There are countless advice articles about what exactly writers’ block is, how to cure it, and–my favorite part–why it is always the writers’ fault for it occurring. It’s just fear, self-doubt, and discipline. Over and over, rinse and repeat, repackaged and rewritten, thank you very much Mister Content Mill man!

For the most part, I generally agree with the idea that a lot of creative blocks really are self-imposed and are a result of any variation of the things described above. Each creator is unique and has their own personal challenges. I’ve worked through many myself, and they have run the gamut from impostor syndrome to plumb being fresh out of ideas, even when I had the energy to write.

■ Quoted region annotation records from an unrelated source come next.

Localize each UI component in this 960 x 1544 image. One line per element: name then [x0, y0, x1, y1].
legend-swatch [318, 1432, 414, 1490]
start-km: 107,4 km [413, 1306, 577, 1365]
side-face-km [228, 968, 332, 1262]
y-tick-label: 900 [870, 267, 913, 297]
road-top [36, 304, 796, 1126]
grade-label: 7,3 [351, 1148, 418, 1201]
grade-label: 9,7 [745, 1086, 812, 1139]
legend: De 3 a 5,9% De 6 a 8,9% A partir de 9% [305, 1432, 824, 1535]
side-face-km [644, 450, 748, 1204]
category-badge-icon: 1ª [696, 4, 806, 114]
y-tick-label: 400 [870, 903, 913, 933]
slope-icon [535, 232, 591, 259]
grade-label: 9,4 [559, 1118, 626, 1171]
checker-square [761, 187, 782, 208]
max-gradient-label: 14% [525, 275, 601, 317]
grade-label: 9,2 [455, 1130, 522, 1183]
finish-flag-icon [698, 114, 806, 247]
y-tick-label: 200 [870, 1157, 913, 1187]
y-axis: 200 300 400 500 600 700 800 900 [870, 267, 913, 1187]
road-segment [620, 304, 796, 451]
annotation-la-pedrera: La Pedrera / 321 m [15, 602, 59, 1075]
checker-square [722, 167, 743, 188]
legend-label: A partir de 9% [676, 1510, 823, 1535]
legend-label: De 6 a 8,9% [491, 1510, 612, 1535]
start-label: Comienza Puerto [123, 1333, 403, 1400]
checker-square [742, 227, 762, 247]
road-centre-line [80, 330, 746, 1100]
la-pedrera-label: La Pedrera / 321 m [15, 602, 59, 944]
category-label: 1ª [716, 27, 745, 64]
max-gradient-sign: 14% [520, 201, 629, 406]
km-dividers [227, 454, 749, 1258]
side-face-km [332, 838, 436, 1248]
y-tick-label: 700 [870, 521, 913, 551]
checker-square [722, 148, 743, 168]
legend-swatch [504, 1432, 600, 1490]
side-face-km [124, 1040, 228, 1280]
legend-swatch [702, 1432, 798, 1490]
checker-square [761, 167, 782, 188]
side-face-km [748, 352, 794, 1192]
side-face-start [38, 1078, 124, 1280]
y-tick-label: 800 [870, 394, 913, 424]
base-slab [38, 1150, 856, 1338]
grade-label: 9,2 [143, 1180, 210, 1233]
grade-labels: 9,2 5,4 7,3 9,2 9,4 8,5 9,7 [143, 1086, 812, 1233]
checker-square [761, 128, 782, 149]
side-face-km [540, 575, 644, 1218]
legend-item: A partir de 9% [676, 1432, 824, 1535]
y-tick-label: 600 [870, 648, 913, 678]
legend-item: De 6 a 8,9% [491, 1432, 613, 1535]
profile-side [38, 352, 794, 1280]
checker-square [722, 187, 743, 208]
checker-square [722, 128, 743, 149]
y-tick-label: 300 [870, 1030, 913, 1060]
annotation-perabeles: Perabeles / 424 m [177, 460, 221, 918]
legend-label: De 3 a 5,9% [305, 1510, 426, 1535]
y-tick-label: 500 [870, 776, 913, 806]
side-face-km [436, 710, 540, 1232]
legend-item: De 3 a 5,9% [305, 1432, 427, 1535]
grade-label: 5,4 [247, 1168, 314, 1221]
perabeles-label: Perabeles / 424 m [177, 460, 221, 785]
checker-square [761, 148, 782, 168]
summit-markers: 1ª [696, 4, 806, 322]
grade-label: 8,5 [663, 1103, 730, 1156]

But, I wonder: why do we insist on blaming the writer? Do shame and tough love always work? Is it always the only option?

Usually sitting down and cranking out words, whether they were fiction or nonfiction, good or bad, regardless if they made any sense did the trick for me. If I just did it over and over, ensuring I got a few words out each day, just enough to get my mind into the zone would be enough. Soon enough, ideas, revisions, and the drive to follow through would come again. It never failed when I tapped into some of the deepest parts of my personality: perseverance, tenacity, shamelessness.

Until last month.

Oh, boy. Last month.

Have you ever had an event in your life that was so powerful that your frame of reference of your life’s timeline was marked by it? That there was your life before something, and then your life after this event. For many, the birth of a child, a marriage (or divorce), the death of a friend, or some other major event is enough to jar one’s sense of time and reframe it.

In my life, I wish I could summarize it into one singular event or date. Unfortunately, July 2018 ended up being, for lack of a better analogy, a rollercoaster. Less than the ups and downs, but more about the elation of weightlessness when coasting over a parabola, then crushed by the pressure of my own weight when in the valleys…without being able to see the track ahead of me. The excitement of meeting new people and the apprehension of reuniting with old ones. A whirlwind of good news about career turns and opportunities, dampened by loss–some is so vast I still have not had the ability to vocalize it and have had to repress and lock a lot of it away for another time. And the scariest thing yet: my dog’s health taking a potential turn for the worst.  He’s okay now, thank goodness, but it was a tense week.

Writing became a thing of the past; a thing I did but hadn’t done. I glanced over my shoulder several times, searching for the familiarity and comfort of May and June, when I posted regularly and had the energy to network and work on material of all kinds. It felt like another lifetime; the feeling of cracking open a yearbook and choking when you see the date. Just one month felt like years.

I found myself in a block, but one I hadn’t experienced before. It wasn’t a lack of ideas–I was jotting those down all the time–but where I usually scrounged up that last ounce of get-er-done, grimy and beat up but reliable and always tucked in the darkest corners: I found nothing.

I was simply out of energy, but I wasn’t tired. It wasn’t a block borne of depression, but I later realized, a misappropriation of inner resources.

Those life-changing events I mentioned previously–when they happen in singlets and my whole life centers around them, the words pour out of me. Good luck getting my nose out of a notebook or keeping up with my word count. I get stuff done when there is just one thing to focus on in addition to the regular beat of life. I have so much to say, and I feel so deeply that I can barely keep up with my own rambles and scribbles. Writing was always my only and favorite release; the one thing I always had to turn to.

But not last month. I didn’t have it anymore.

It was a couple weeks before it dawned on me that I had stopped writing. Promises of articles to good contacts and cobwebs building on my blogs, and ignoring alerts about reviews and comments: I just didn’t have it in me. I had to survive or carry the load on my back to its destination.

The interesting thing was that I didn’t feel bad about it. Knowing that I would get back into the swing of things, eventually, that it was something to look forward to, was something that bounced around in the back of my mind. I’ll be back. Things will settle down. This will be great material and inspiration for later. Just not now. 

And, here we are. I’m writing again.

All of this is to remind those who are suffering writers’ block: sometimes it really isn’t you. It’s not always your fault. You only have so much you can do. As it goes, one cannot pour from an empty cup. You get to take care of yourself first–if writing is a part of your self-care or if you can only do it after you have taken care of yourself–that is exactly what you should do. If anyone or thing is making you feel guilt and shame for not writing, for feeling “less than,” throw ’em a big fat middle finger and tell ’em I sent ya.